While it was very difficult to get a clear picture out of the disinformation flowing out of both camps, the confusing reports and signals, from out of Paris and Washington and the Geneva talks, suggested to some that the United States' and Mickey Kantor's "poker game" and "brinkmanship" of keeping things on edge and reaching an accord only at the last minute is being sought to be matched by France.

At one stage on Sunday evening, the US was reportedly even hinting that the Kantor-Brittan talks Monday might be called off -- perhaps as a counter to the French pressures.

Ultimately, the two sides worked well past midnight, travelling early Monday morning to Brussels to join the ministerial teams and report both their agreements and outstanding differences.

Some sources in Geneva suggested that Monday's meeting could well result in a US-EC crisis, and that the ultimate outcome could be even a smaller package than the thin one on the table, so as to enable the US and EC still to 'save something' and lock in the developing countries into the major concessions they have so far made in terms of rules, TRIPs and the GATS -- areas where they have taken higher obligations for the benefit of the major corporations of the North.

It could even be a jointly manipulated crisis by the two so that others would be in a panic and accept the deal cooked by the two, without seeking any changes of their own and/or withdrawing or modifying their various offers on market access and services, one trade official said.

Perhaps indicative of the uncertainty was that a press conference scheduled for Monday noon by Canadian Trade Minister was suddenly cancelled without assigning any reasons.

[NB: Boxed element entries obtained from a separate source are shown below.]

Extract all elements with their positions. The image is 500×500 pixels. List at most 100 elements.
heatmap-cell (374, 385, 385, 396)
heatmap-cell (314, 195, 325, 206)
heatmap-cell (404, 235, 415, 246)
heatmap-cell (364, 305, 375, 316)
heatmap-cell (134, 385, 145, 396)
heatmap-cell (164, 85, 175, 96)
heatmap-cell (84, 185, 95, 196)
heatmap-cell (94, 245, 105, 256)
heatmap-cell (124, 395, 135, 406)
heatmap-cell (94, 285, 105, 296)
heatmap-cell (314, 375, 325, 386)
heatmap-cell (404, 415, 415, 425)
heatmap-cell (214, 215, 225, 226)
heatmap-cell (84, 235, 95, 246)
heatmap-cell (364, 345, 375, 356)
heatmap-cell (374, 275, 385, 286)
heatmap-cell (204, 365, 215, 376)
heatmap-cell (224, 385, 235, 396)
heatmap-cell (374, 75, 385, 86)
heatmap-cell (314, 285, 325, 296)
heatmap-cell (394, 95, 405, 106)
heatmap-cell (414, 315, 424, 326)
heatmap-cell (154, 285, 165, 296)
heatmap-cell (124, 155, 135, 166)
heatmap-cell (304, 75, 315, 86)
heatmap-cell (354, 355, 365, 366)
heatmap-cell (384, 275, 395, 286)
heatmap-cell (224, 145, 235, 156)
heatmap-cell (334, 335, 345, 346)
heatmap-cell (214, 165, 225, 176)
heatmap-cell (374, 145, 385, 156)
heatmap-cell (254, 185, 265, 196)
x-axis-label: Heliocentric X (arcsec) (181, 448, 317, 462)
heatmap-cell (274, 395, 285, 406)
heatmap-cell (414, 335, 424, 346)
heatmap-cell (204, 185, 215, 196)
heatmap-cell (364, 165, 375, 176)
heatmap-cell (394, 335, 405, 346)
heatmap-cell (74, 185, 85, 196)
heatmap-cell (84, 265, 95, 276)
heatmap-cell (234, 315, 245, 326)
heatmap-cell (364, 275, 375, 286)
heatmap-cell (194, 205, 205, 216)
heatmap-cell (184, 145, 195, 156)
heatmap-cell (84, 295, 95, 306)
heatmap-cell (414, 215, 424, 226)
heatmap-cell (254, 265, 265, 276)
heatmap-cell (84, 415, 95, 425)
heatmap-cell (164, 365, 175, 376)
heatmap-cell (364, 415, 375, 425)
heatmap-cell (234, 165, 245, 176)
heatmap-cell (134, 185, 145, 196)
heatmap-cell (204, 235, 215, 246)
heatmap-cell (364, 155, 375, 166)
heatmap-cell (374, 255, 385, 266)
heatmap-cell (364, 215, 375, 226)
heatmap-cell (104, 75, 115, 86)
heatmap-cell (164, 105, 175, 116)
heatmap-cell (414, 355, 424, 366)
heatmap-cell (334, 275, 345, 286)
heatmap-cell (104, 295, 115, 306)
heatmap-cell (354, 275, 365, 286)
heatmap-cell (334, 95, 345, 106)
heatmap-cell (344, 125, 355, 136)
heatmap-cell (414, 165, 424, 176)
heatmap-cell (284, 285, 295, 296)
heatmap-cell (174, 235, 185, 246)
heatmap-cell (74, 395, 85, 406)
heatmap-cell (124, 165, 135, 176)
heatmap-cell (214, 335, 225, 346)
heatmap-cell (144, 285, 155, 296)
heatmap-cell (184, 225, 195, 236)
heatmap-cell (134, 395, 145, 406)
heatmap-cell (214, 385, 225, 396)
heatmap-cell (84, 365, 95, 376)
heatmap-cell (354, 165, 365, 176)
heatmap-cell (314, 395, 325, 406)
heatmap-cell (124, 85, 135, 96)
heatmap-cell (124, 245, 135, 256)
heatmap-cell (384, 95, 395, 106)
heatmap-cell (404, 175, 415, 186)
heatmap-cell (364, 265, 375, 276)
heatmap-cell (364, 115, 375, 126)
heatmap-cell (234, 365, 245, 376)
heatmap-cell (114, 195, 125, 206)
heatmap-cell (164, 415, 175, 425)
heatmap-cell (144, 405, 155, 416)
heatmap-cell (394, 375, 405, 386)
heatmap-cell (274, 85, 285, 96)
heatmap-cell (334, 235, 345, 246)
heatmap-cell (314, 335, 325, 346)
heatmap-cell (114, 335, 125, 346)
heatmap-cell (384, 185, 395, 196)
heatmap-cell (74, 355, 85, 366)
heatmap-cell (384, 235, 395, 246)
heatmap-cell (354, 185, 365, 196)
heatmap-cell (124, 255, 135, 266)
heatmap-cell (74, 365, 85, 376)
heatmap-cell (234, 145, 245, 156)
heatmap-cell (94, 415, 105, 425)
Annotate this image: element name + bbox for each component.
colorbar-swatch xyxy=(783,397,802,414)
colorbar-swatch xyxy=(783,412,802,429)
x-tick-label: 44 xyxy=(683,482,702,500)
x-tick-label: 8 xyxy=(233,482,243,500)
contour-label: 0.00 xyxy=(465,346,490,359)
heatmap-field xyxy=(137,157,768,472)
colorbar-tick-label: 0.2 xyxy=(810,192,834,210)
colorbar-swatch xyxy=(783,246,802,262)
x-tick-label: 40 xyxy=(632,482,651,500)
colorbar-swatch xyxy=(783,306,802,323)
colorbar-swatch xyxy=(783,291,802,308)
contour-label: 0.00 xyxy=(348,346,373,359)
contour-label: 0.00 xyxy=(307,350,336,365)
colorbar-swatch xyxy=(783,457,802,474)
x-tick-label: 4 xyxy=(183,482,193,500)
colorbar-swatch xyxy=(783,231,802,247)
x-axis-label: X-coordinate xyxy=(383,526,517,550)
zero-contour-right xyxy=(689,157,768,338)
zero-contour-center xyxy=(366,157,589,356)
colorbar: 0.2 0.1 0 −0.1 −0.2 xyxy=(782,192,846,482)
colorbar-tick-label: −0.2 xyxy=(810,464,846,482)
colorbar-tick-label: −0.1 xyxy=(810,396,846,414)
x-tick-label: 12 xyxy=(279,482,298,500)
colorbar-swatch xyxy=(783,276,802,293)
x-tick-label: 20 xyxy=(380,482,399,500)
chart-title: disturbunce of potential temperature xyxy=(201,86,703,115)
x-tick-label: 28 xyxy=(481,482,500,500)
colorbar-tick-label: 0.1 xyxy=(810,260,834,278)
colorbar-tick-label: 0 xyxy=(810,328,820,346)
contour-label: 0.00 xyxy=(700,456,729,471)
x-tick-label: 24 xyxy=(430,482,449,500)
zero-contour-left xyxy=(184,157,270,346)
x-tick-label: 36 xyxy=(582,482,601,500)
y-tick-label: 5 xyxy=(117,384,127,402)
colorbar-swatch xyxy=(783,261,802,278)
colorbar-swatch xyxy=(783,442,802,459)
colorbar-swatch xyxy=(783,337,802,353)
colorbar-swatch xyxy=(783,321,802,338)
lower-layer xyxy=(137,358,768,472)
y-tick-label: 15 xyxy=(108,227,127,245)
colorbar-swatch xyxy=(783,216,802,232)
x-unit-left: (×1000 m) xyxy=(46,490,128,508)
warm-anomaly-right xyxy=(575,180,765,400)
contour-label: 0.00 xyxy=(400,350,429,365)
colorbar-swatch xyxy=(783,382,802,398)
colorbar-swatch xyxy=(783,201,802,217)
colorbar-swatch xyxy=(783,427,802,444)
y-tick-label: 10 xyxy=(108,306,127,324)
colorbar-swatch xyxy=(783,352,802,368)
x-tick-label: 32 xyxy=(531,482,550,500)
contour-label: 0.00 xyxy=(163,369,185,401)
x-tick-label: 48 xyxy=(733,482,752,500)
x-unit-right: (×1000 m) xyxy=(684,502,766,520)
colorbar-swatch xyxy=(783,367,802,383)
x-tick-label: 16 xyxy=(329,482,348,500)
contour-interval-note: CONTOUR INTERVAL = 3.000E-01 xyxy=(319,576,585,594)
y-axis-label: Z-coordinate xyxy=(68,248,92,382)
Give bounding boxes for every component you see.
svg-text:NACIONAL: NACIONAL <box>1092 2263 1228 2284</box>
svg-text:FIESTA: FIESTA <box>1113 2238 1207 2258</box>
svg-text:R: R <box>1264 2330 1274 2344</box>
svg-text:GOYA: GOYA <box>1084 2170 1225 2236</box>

Meanwhile, on Saturday, Swiss and French farmers groups demonstrated in Geneva against the GATT/Uruguay Round deal. Before going round in procession, the demonstrators assembled outside the UN's offices in Geneva -- the GATT is housed down the hill from the UN offices, and the police had cordoned off the area -- where they were addressed by their own leaders, and also speakers representing farm groups in United States, Canada, India, and Japan.

The Indian representative, Prof. Nanjundaswamy who has been heading a mass agitation of farmers in his Karnataka State (in southern India) against the US TNC Cargil and other transnational seed and agribusiness firms, announced that irrespective of the outcome in the Round, the farmers would carry on their agitation and take to direct action to close down transnational businesses. He also announced a boycott of Pepsi, Macdonalds and other food and beverage consumer TNCs, as well as film stars promoting them -- such as Michael Jackson and Madonna.

The US and Canadian groups, claiming to represent family farms (as against the big business US farm interests), supported European farmers and demanded preservation in GATT of import restrictions operated along with domestic supply management, and at the same time providing for measures against export dumping.